Закончив эпизод с Василисой, Булгаков начинает последний акт важной ремаркой: «У Турбиных квартира ярко освещена. Украшенная елка. Над камином надпись тушью: „Поздравляю вас, товарищи, с прибытием“». Тут характерна и эта елка, и свет, заливающий квартиру, и надпись над камином. Время ожидания, кануна, перелома. И вызов тому, что происходит за кремовыми шторами. Приветствие выполнено в том языковом стиле, в котором надо осваиваться. Надпись напоминает распоряжение, которое было начертано Николкой в романе от имени «дамского, мужского и женского портного Абрама Пружинера».
Стиль пародировать легко, но жить в пародии — невозможно. Булгаков пытается в момент исторической ломки вернуть своих героев на привычные места.
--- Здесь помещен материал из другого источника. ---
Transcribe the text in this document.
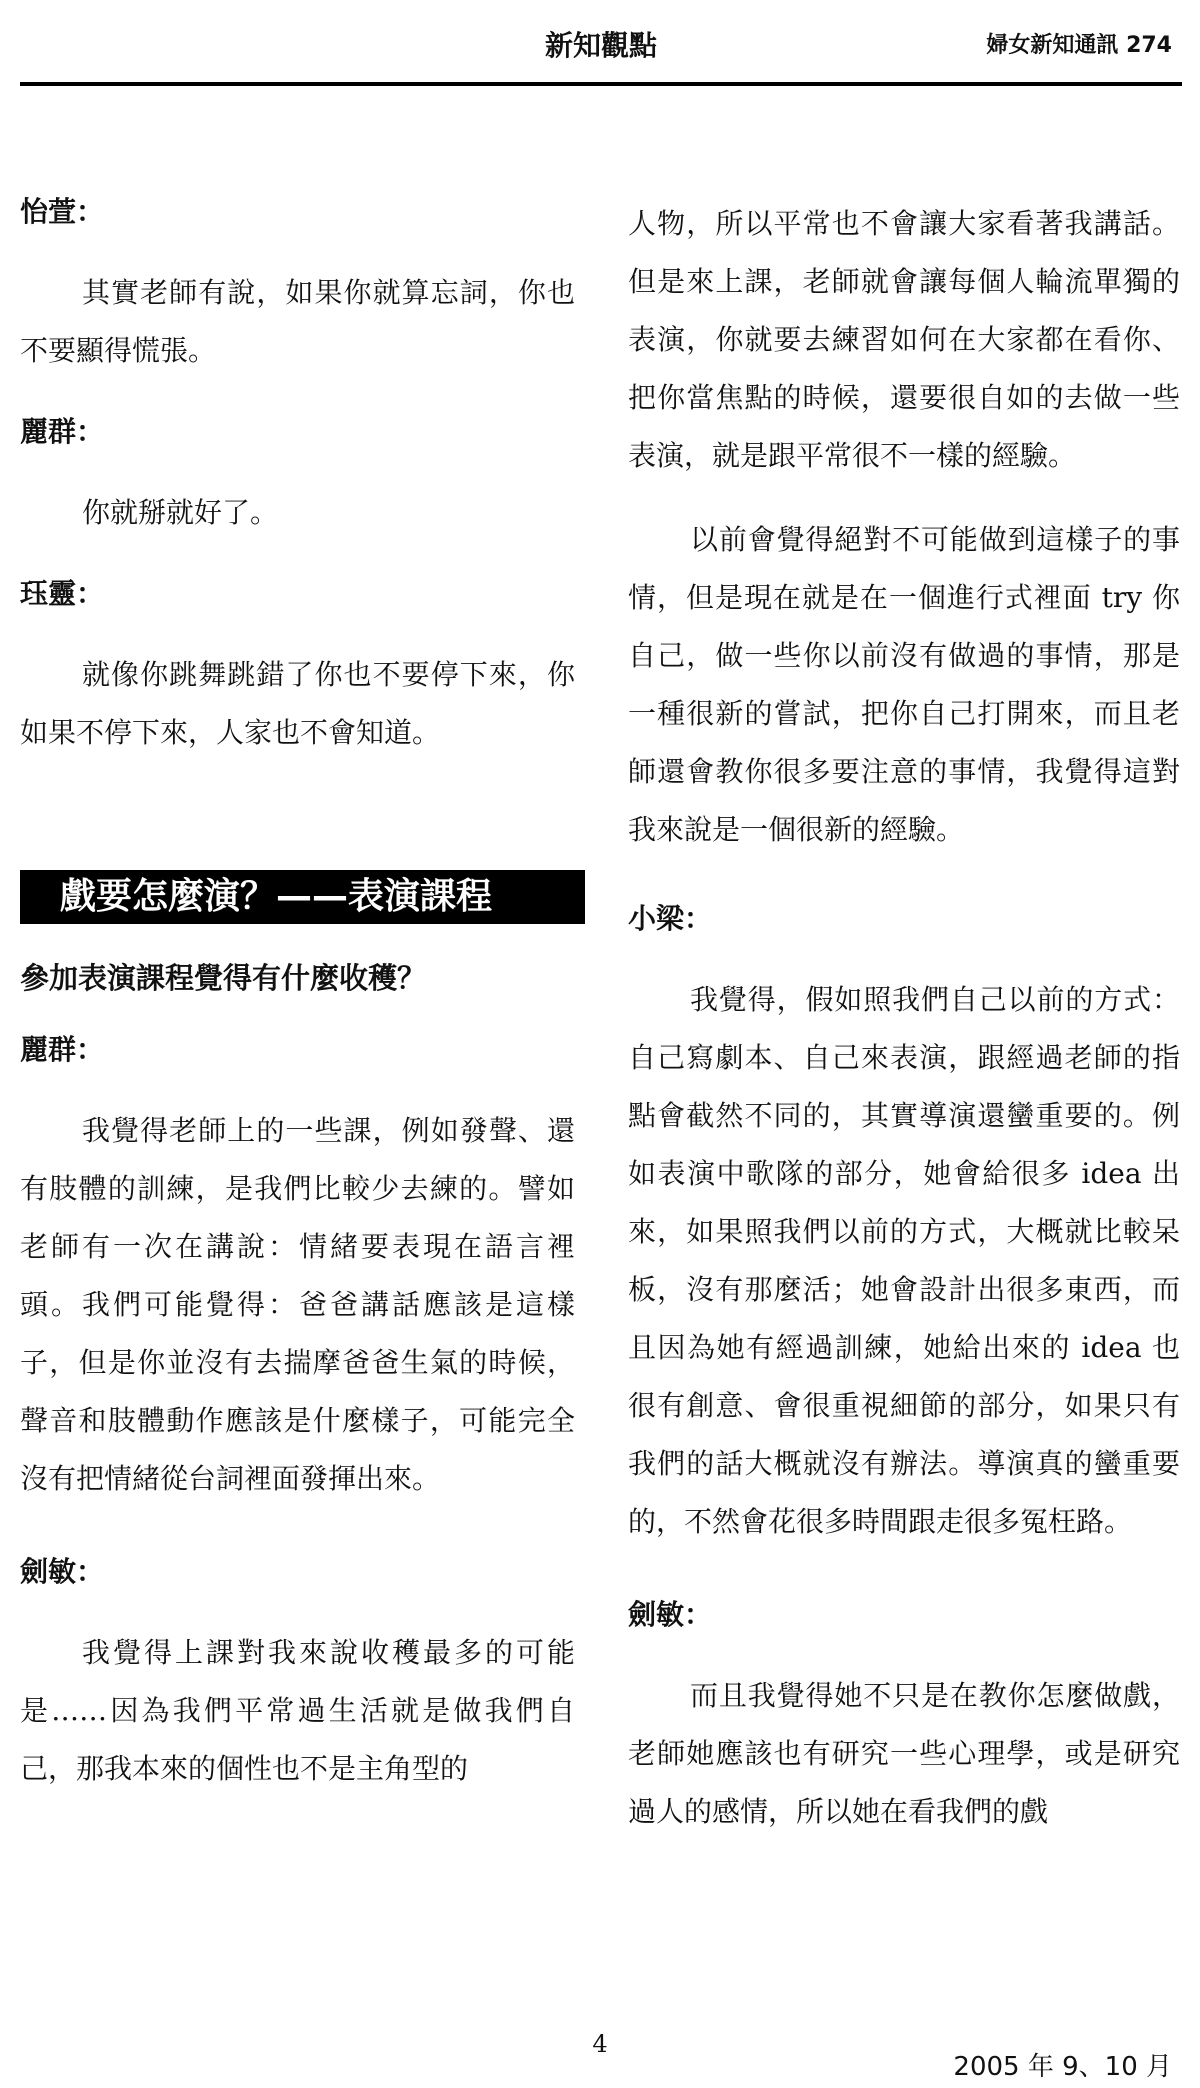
新知觀點	婦女新知通訊 274

怡萱：

其實老師有說，如果你就算忘詞，你也不要顯得慌張。

麗群：

你就掰就好了。

珏靈：

就像你跳舞跳錯了你也不要停下來，你如果不停下來，人家也不會知道。

戲要怎麼演？——表演課程

參加表演課程覺得有什麼收穫？

麗群：

我覺得老師上的一些課，例如發聲、還有肢體的訓練，是我們比較少去練的。譬如老師有一次在講說：情緒要表現在語言裡頭。我們可能覺得：爸爸講話應該是這樣子，但是你並沒有去揣摩爸爸生氣的時候，聲音和肢體動作應該是什麼樣子，可能完全沒有把情緒從台詞裡面發揮出來。

劍敏：

我覺得上課對我來說收穫最多的可能是……因為我們平常過生活就是做我們自己，那我本來的個性也不是主角型的

人物，所以平常也不會讓大家看著我講話。但是來上課，老師就會讓每個人輪流單獨的表演，你就要去練習如何在大家都在看你、把你當焦點的時候，還要很自如的去做一些表演，就是跟平常很不一樣的經驗。

以前會覺得絕對不可能做到這樣子的事情，但是現在就是在一個進行式裡面 try 你自己，做一些你以前沒有做過的事情，那是一種很新的嘗試，把你自己打開來，而且老師還會教你很多要注意的事情，我覺得這對我來說是一個很新的經驗。

小梁：

我覺得，假如照我們自己以前的方式：自己寫劇本、自己來表演，跟經過老師的指點會截然不同的，其實導演還蠻重要的。例如表演中歌隊的部分，她會給很多 idea 出來，如果照我們以前的方式，大概就比較呆板，沒有那麼活；她會設計出很多東西，而且因為她有經過訓練，她給出來的 idea 也很有創意、會很重視細節的部分，如果只有我們的話大概就沒有辦法。導演真的蠻重要的，不然會花很多時間跟走很多冤枉路。

劍敏：

而且我覺得她不只是在教你怎麼做戲，老師她應該也有研究一些心理學，或是研究過人的感情，所以她在看我們的戲

4
2005 年 9、10 月
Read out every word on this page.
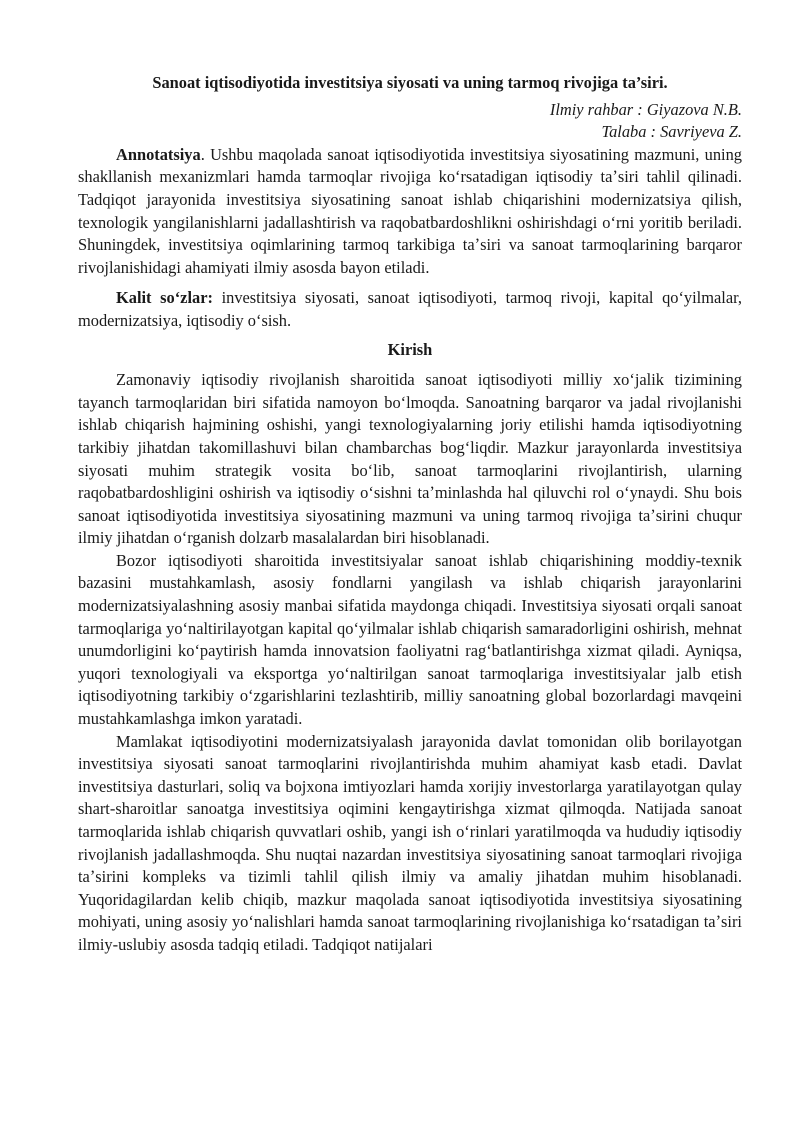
Sanoat iqtisodiyotida investitsiya siyosati va uning tarmoq rivojiga ta’siri.
Ilmiy rahbar : Giyazova N.B.
Talaba : Savriyeva Z.

Annotatsiya. Ushbu maqolada sanoat iqtisodiyotida investitsiya siyosatining mazmuni, uning shakllanish mexanizmlari hamda tarmoqlar rivojiga koʻrsatadigan iqtisodiy taʼsiri tahlil qilinadi. Tadqiqot jarayonida investitsiya siyosatining sanoat ishlab chiqarishini modernizatsiya qilish, texnologik yangilanishlarni jadallashtirish va raqobatbardoshlikni oshirishdagi oʻrni yoritib beriladi. Shuningdek, investitsiya oqimlarining tarmoq tarkibiga taʼsiri va sanoat tarmoqlarining barqaror rivojlanishidagi ahamiyati ilmiy asosda bayon etiladi.

Kalit soʻzlar: investitsiya siyosati, sanoat iqtisodiyoti, tarmoq rivoji, kapital qoʻyilmalar, modernizatsiya, iqtisodiy oʻsish.

Kirish

Zamonaviy iqtisodiy rivojlanish sharoitida sanoat iqtisodiyoti milliy xoʻjalik tizimining tayanch tarmoqlaridan biri sifatida namoyon boʻlmoqda. Sanoatning barqaror va jadal rivojlanishi ishlab chiqarish hajmining oshishi, yangi texnologiyalarning joriy etilishi hamda iqtisodiyotning tarkibiy jihatdan takomillashuvi bilan chambarchas bogʻliqdir. Mazkur jarayonlarda investitsiya siyosati muhim strategik vosita boʻlib, sanoat tarmoqlarini rivojlantirish, ularning raqobatbardoshligini oshirish va iqtisodiy oʻsishni taʼminlashda hal qiluvchi rol oʻynaydi. Shu bois sanoat iqtisodiyotida investitsiya siyosatining mazmuni va uning tarmoq rivojiga taʼsirini chuqur ilmiy jihatdan oʻrganish dolzarb masalalardan biri hisoblanadi.

Bozor iqtisodiyoti sharoitida investitsiyalar sanoat ishlab chiqarishining moddiy-texnik bazasini mustahkamlash, asosiy fondlarni yangilash va ishlab chiqarish jarayonlarini modernizatsiyalashning asosiy manbai sifatida maydonga chiqadi. Investitsiya siyosati orqali sanoat tarmoqlariga yoʻnaltirilayotgan kapital qoʻyilmalar ishlab chiqarish samaradorligini oshirish, mehnat unumdorligini koʻpaytirish hamda innovatsion faoliyatni ragʻbatlantirishga xizmat qiladi. Ayniqsa, yuqori texnologiyali va eksportga yoʻnaltirilgan sanoat tarmoqlariga investitsiyalar jalb etish iqtisodiyotning tarkibiy oʻzgarishlarini tezlashtirib, milliy sanoatning global bozorlardagi mavqeini mustahkamlashga imkon yaratadi.

Mamlakat iqtisodiyotini modernizatsiyalash jarayonida davlat tomonidan olib borilayotgan investitsiya siyosati sanoat tarmoqlarini rivojlantirishda muhim ahamiyat kasb etadi. Davlat investitsiya dasturlari, soliq va bojxona imtiyozlari hamda xorijiy investorlarga yaratilayotgan qulay shart-sharoitlar sanoatga investitsiya oqimini kengaytirishga xizmat qilmoqda. Natijada sanoat tarmoqlarida ishlab chiqarish quvvatlari oshib, yangi ish oʻrinlari yaratilmoqda va hududiy iqtisodiy rivojlanish jadallashmoqda. Shu nuqtai nazardan investitsiya siyosatining sanoat tarmoqlari rivojiga taʼsirini kompleks va tizimli tahlil qilish ilmiy va amaliy jihatdan muhim hisoblanadi. Yuqoridagilardan kelib chiqib, mazkur maqolada sanoat iqtisodiyotida investitsiya siyosatining mohiyati, uning asosiy yoʻnalishlari hamda sanoat tarmoqlarining rivojlanishiga koʻrsatadigan taʼsiri ilmiy-uslubiy asosda tadqiq etiladi. Tadqiqot natijalari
Доктор сидит в своем кабинете за письменным столом — «занимается». Елена с Шервинским музицируют, попытку Николки сообщить сестре о том, что в город входят большевики и даже буржуи радуются, останавливают: «Успеешь, не мешай ей!». Шервинский, раздобывший «беспартийное пальтишко», готовится к оперному дебюту, пробует голос: «И какая власть — все равно!»
Все возвращается на круги своя?
Именно так и воспринято было финальное действие.
В кольцевой композиции усмотрели обывательскую позицию автора. Над возможностью перемены и прояснения финала будут потом напряженно биться в театре, меняя вариант за вариантом.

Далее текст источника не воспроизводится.